One of Hong Kong’s traditional brekkie offerings is dim sum. We’re talking warm, fluffy char siu bao (BBQ pork buns) and moreish har gow (steamed shrimp dumplings). In HK, when it comes to dim sum, you can fill your boots at any mealtime you like.
Another popular dish that’s been adopted by hungry breakfasters is lo mai gai – chicken, mushrooms and glutinous rice wrapped in lotus leaf – an umami-rich dish that puts toast and cereal to shame.
But perhaps the most customary breakfast is congee, a savoury rice porridge that fills you right up, which you can find at Far East on Gerrard Street. The Chinese throw pretty much what they like in it, from offal to seafood to sweet potato. And, on it, peanuts, century eggs and dried meat.

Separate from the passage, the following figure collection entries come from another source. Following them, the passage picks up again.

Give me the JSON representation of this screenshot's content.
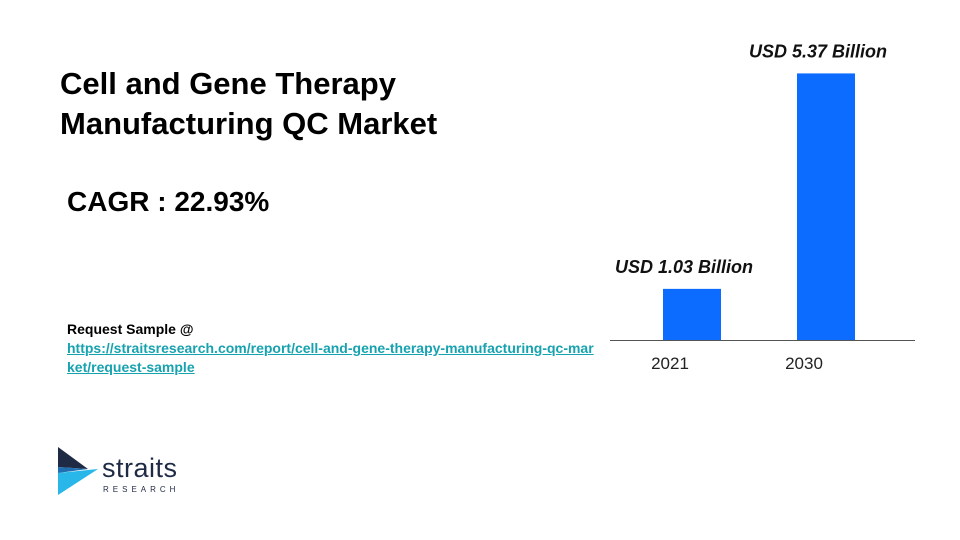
{
  "title": "Cell and Gene Therapy Manufacturing QC Market",
  "cagr": "CAGR : 22.93%",
  "request": {
    "label": "Request Sample @",
    "url": "https://straitsresearch.com/report/cell-and-gene-therapy-manufacturing-qc-market/request-sample"
  },
  "logo": {
    "name": "straits",
    "subtitle": "RESEARCH",
    "icon": "straits-research-logo-icon"
  },
  "colors": {
    "bar": "#0b6cff",
    "link": "#17a2b0",
    "logo_dark": "#1f2a44",
    "logo_accent": "#29b6e8"
  },
  "chart_data": {
    "type": "bar",
    "categories": [
      "2021",
      "2030"
    ],
    "values": [
      1.03,
      5.37
    ],
    "data_labels": [
      "USD 1.03 Billion",
      "USD 5.37 Billion"
    ],
    "title": "",
    "xlabel": "",
    "ylabel": "",
    "ylim": [
      0,
      5.6
    ],
    "grid": false,
    "legend": "none"
  }
}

For local breads and pastries look no further than pineapple buns, which (somewhat contrarily) contain no fruit. Made from eggs, flour, lard and sugar they’re so called because they look like pineapples, rather than taste like them. Except they don’t really, but they are sweet, soft and sold at the Chinatown Bakery on Newport Place.
Wife cake, which Wonderful Patisserie on Gerrard Street offers, is a flaky pastry, flavoured with five spice and candied melon – a common breakfast snack. Or yau char kwai (deep-fried donuts), which are nothing short of sublime. For your morning beverage, head to Jen Café on Newport Place for a Hong-Kong-style milk tea.
What makes Hong Kong’s breakfasts different to mainland China’s are the Western influences that British colonisation left in its wake. Over time, dishes fused together so it’s perfectly normal to eat eggs and sausages with instant noodles; Hong Kong style French toast; egg custard tarts; and ham and egg macaroni soup. These dishes are found in Hong Kong’s ‘cha chaan tengs’ (‘tea restaurants’) – cheap eateries that serve an eclectic mix of Asian and Western cuisine.
So why not exchange that Full English once in a while for an eclectic and tasty Hong Kong breakfast? No holds barred.